Jesus Addresses Ephesus

john writes the future
This message to the Ephesians is a grieving complaint from Jesus that the congregation had left its “first love” and stopped loving Him sincerely. Our Lord’s appeal to this “insincere” church is that they would “remember” and return.

v.1 “To the angel of the church of Ephesus write, ‘These things says He who holds the seven stars in His right hand, who walks in the midst of the seven golden lampstands:”

Two things in this opening address are consistent in all seven letters:

  1. The letter is addressed to “the angel of the church”
  2. Jesus speaks of Himself in imagery mostly drawn from Chapter One

The “angel of the church”, as we discussed earlier, is the pastor of the church (see notes—Rev.1:20). These letters are addressed to the one responsible for sharing the message with the members of the congregation.

The imagery Jesus draws from in these letters is consistent with the way He revealed Himself to John (in Chapter One) because it’s part of that event. Whereas, John, as instructed, described for us in the previous Chapter what he had seen in beholding Christ, he now writes what Jesus has to say concerning the things which are; namely, the Church.
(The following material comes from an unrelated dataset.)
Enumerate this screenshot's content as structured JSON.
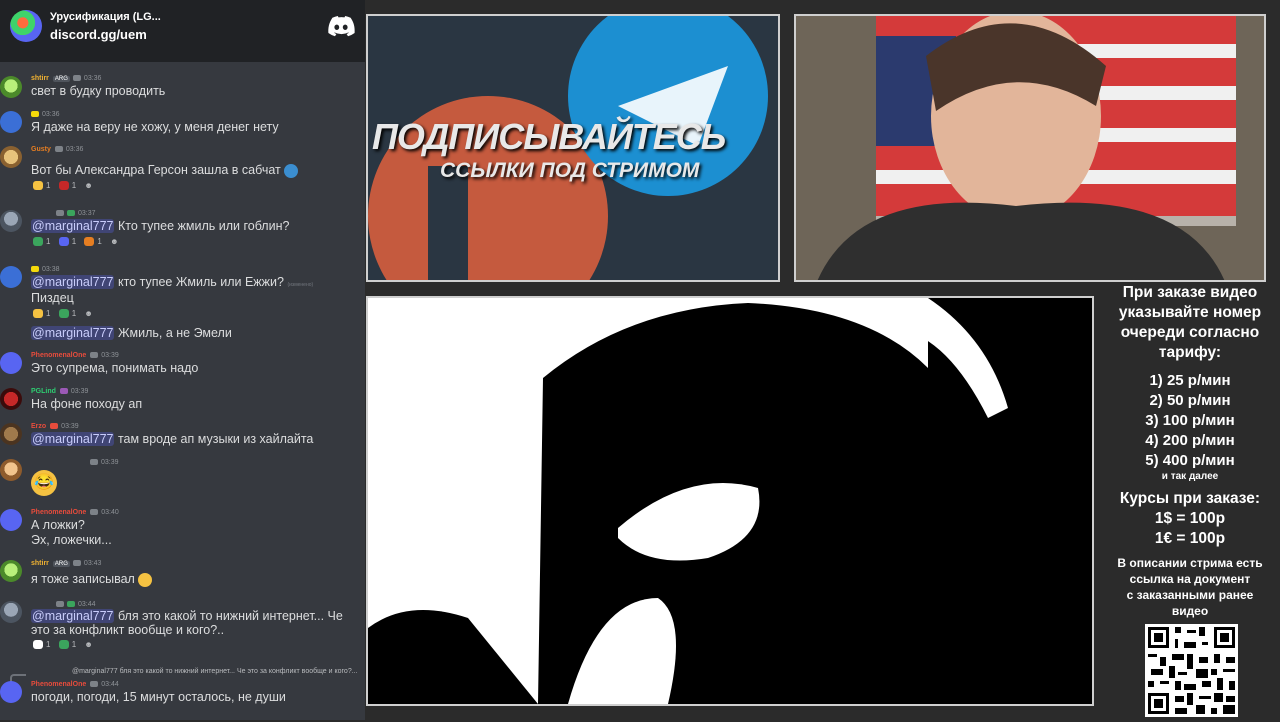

We will see in these letters, Jesus using components of His image to describe Himself to the particular congregation in order to speak to the nature of that church’s condition.

“He who holds the seven stars in His right hand…” This seems intended as a reminder to Ephesus that He (Jesus) is the One Who upholds and empowers the pastor, and therefore He to whom the church is subject in all things as the Head of the church (Col. 1:18).
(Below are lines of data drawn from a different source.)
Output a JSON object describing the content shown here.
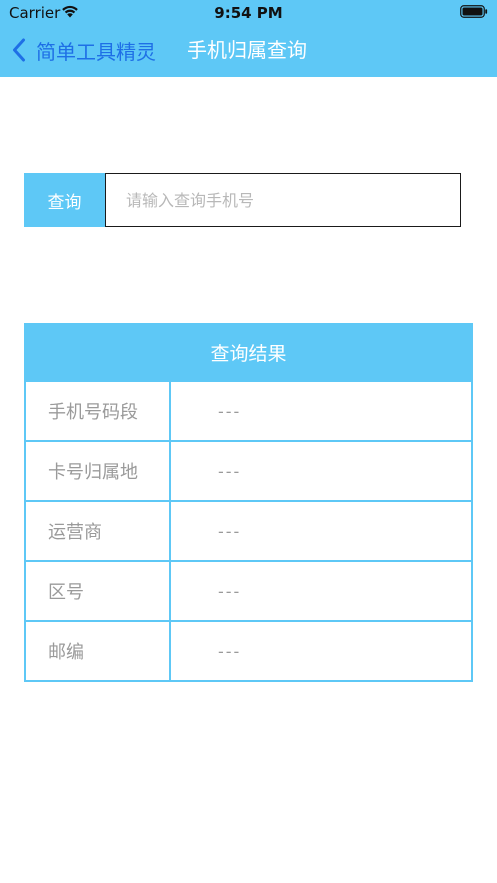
{
  "status_bar": {
    "carrier": "Carrier",
    "time": "9:54 PM"
  },
  "nav": {
    "back_label": "简单工具精灵",
    "title": "手机归属查询"
  },
  "query": {
    "button_label": "查询",
    "input_placeholder": "请输入查询手机号",
    "input_value": ""
  },
  "result": {
    "header": "查询结果",
    "rows": [
      {
        "label": "手机号码段",
        "value": "---"
      },
      {
        "label": "卡号归属地",
        "value": "---"
      },
      {
        "label": "运营商",
        "value": "---"
      },
      {
        "label": "区号",
        "value": "---"
      },
      {
        "label": "邮编",
        "value": "---"
      }
    ]
  },
  "colors": {
    "accent": "#5ec8f6",
    "back_link": "#1e6fe6",
    "muted_text": "#9a9a9a"
  }
}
“…who walks in the midst of the seven golden lampstands” continues the admonition by reminding Ephesus that He does move about the church, watchful to guard against internal and external evils, and mindful to rightly preserve its spiritual well-being.
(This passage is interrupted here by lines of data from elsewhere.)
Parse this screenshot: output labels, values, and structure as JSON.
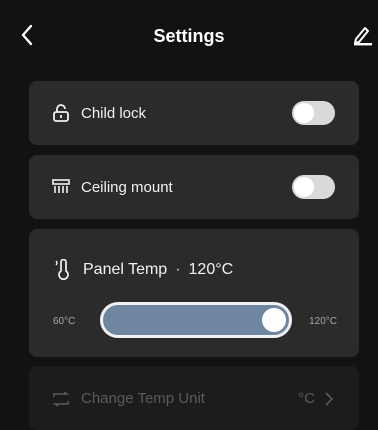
{
  "header": {
    "title": "Settings",
    "back_icon": "chevron-left-icon",
    "edit_icon": "pencil-icon"
  },
  "settings": {
    "child_lock": {
      "label": "Child lock",
      "icon": "lock-icon",
      "enabled": false
    },
    "ceiling_mount": {
      "label": "Ceiling mount",
      "icon": "heater-icon",
      "enabled": false
    }
  },
  "panel_temp": {
    "label": "Panel Temp",
    "separator": "·",
    "value_text": "120°C",
    "icon": "thermometer-icon",
    "min_label": "60°C",
    "max_label": "120°C",
    "level_fraction": 1.0
  },
  "temp_unit": {
    "label": "Change Temp Unit",
    "value": "°C",
    "icon": "swap-icon",
    "chevron_icon": "chevron-right-icon"
  },
  "colors": {
    "background": "#121212",
    "card": "#2b2b2b",
    "slider_fill": "#6e86a0",
    "toggle_off": "#d9d9d9"
  }
}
v.2-4 “I know your works, your labor, your patience, and that you cannot bear those who are evil. And you have tested those who say they are apostles and are not, and have found them liars; and you have persevered and have patience, and have labored for My name’s sake and have not become weary. Nevertheless I have this against you, that you have left your first love.

It’s not a good sign when Jesus follows praise by rebuke. But it is worth noting, as we will see in these letters that Jesus ascribes His knowledge of the congregation’s works, good or bad, but always acknowledges the positive before the negative.

On one hand, the works of the Ephesians were great. According to Jesus, they labored hard to serve the church, persevered in their duties with patience, weeded out the unrepentant, and guarded themselves against false teachers and doctrines. Moreover, they did it gladly for His name’s sake without growing weary.

On the other hand, however, they were short of love, and Jesus rebukes them for it. Listen to His complaint:

“Nevertheless I have this against you, that you have left your first love”

The love in question here is the “early love”. That first enthusiastically warm and affectionate love following a new life in Christ, where self is denied, all that displeases God is gladly abandoned, and fellowship one with another is joyfully embraced. It is this love, the love kindled in the beginning when we first accept Christ as Savior, from which the Ephesians had strayed. As one commentator puts it, because they lacked sincerity, “they were going through the motions without emotion”.

Here’s my guess how the delinquency might have played out in the church:

Services were attended out of obligation or force of habit rather than a passionate desire to worship God as it was in the beginning; and fellowship, where earlier hearts for one another were tender, became argumentative and divisive.